A Pacific Islands Ceremonial Coconut Kava or Yaqona Drinking Cup the Inside with a Fine Aged Patina and Bloom from the Intoxicating Liquid
Tongan, Fijian or Society Islands
Early 19th Century
Size: 5.5cm high, 12cm dia. approx – 2¼ ins high, 4¾ ins dia. approx
Provenance: Ex Private collection
Used throughout the Pacific Islands the pepper bush ‘Piper Methysticum’ acts as a mild tranquilliser in treating a range of symptoms such as insomnia and anxiety.
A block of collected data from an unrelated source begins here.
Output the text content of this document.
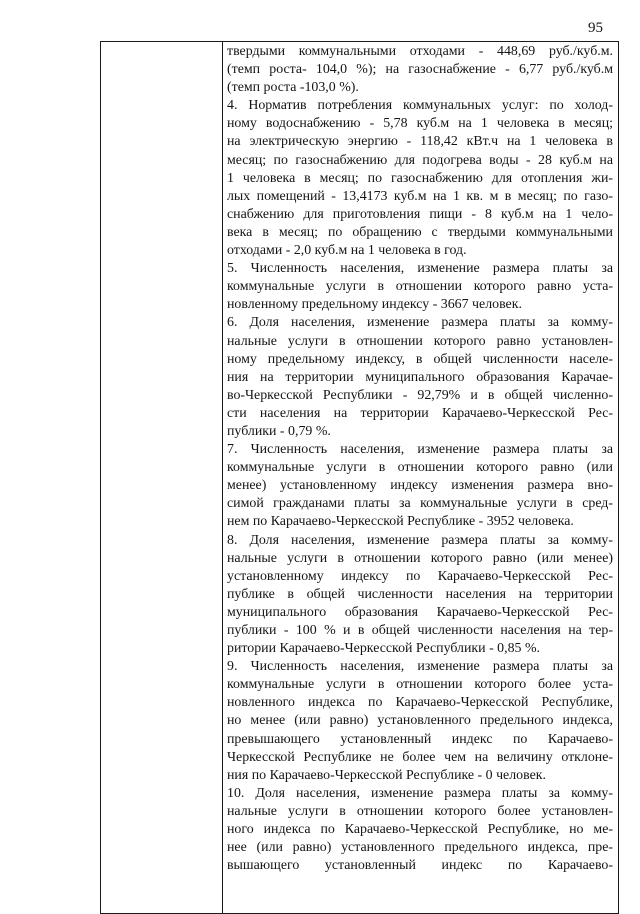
95
твердыми коммунальными отходами - 448,69 руб./куб.м.
(темп роста- 104,0 %); на газоснабжение - 6,77 руб./куб.м
(темп роста -103,0 %).
4. Норматив потребления коммунальных услуг: по холод-
ному водоснабжению - 5,78 куб.м на 1 человека в месяц;
на электрическую энергию - 118,42 кВт.ч на 1 человека в
месяц; по газоснабжению для подогрева воды - 28 куб.м на
1 человека в месяц; по газоснабжению для отопления жи-
лых помещений - 13,4173 куб.м на 1 кв. м в месяц; по газо-
снабжению для приготовления пищи - 8 куб.м на 1 чело-
века в месяц; по обращению с твердыми коммунальными
отходами - 2,0 куб.м на 1 человека в год.
5. Численность населения, изменение размера платы за
коммунальные услуги в отношении которого равно уста-
новленному предельному индексу - 3667 человек.
6. Доля населения, изменение размера платы за комму-
нальные услуги в отношении которого равно установлен-
ному предельному индексу, в общей численности населе-
ния на территории муниципального образования Карачае-
во-Черкесской Республики - 92,79% и в общей численно-
сти населения на территории Карачаево-Черкесской Рес-
публики - 0,79 %.
7. Численность населения, изменение размера платы за
коммунальные услуги в отношении которого равно (или
менее) установленному индексу изменения размера вно-
симой гражданами платы за коммунальные услуги в сред-
нем по Карачаево-Черкесской Республике - 3952 человека.
8. Доля населения, изменение размера платы за комму-
нальные услуги в отношении которого равно (или менее)
установленному индексу по Карачаево-Черкесской Рес-
публике в общей численности населения на территории
муниципального образования Карачаево-Черкесской Рес-
публики - 100 % и в общей численности населения на тер-
ритории Карачаево-Черкесской Республики - 0,85 %.
9. Численность населения, изменение размера платы за
коммунальные услуги в отношении которого более уста-
новленного индекса по Карачаево-Черкесской Республике,
но менее (или равно) установленного предельного индекса,
превышающего установленный индекс по Карачаево-
Черкесской Республике не более чем на величину отклоне-
ния по Карачаево-Черкесской Республике - 0 человек.
10. Доля населения, изменение размера платы за комму-
нальные услуги в отношении которого более установлен-
ного индекса по Карачаево-Черкесской Республике, но ме-
нее (или равно) установленного предельного индекса, пре-
вышающего установленный индекс по Карачаево-
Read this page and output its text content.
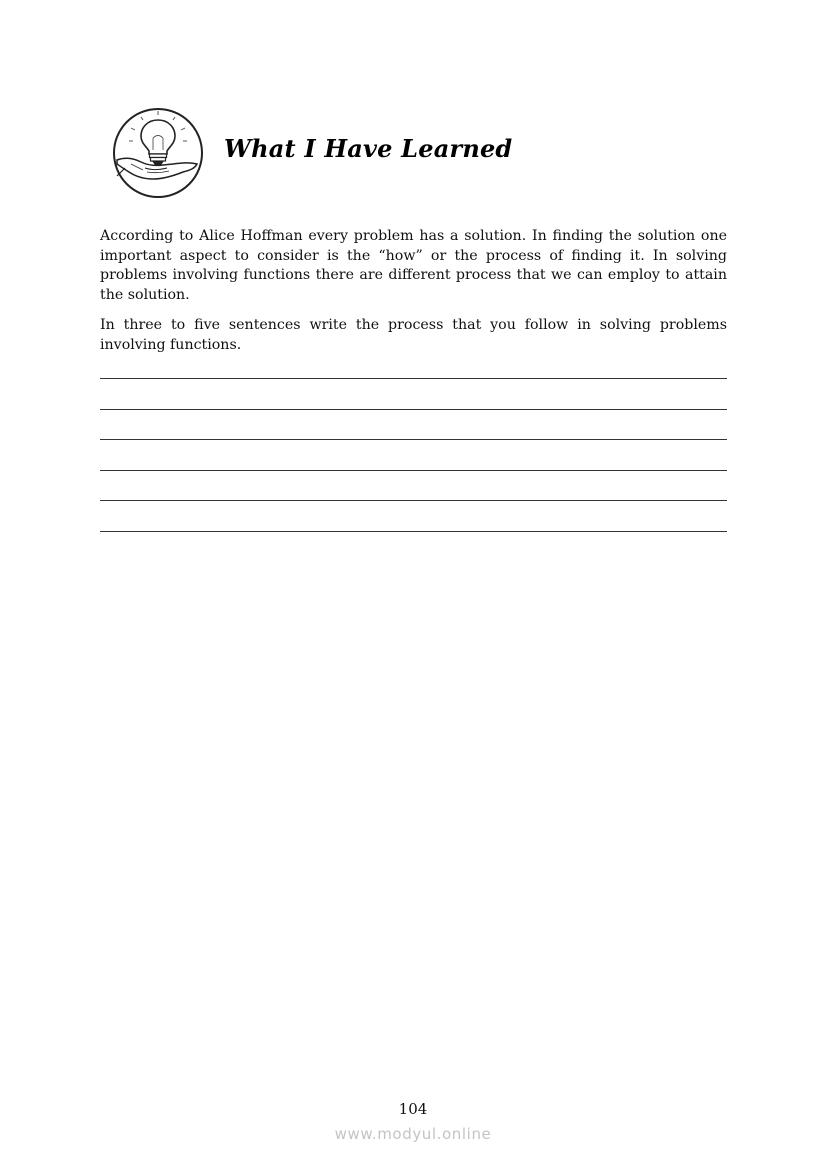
What I Have Learned

According to Alice Hoffman every problem has a solution. In finding the solution one important aspect to consider is the “how” or the process of finding it. In solving problems involving functions there are different process that we can employ to attain the solution.

In three to five sentences write the process that you follow in solving problems involving functions.

104
www.modyul.online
However, it has a much broader use than just medicinal. Kava is a drink made from the chewed roots and stems mixed with water and is of great significance in religious and cultural life. The preparation of the drink was either a public or ‘state’ chiefly ritual as on Tonga or a priestly, non public form as practised on Fiji. The priestly procedure involved the liquid being mixed in concentrated form and being sucked through a tube. The priest, then in a trance, would communicate with the spirits and convey advice, give instructions and diagnose medical conditions. On the Islands of Fiji the ceremonial act of enjoying the intoxicating drink was believed to strengthen social and hierarchical relationships. In many Pacific Islands it was thought to have sacred powers and as a ‘downer’ encouraged agreement rather than violence.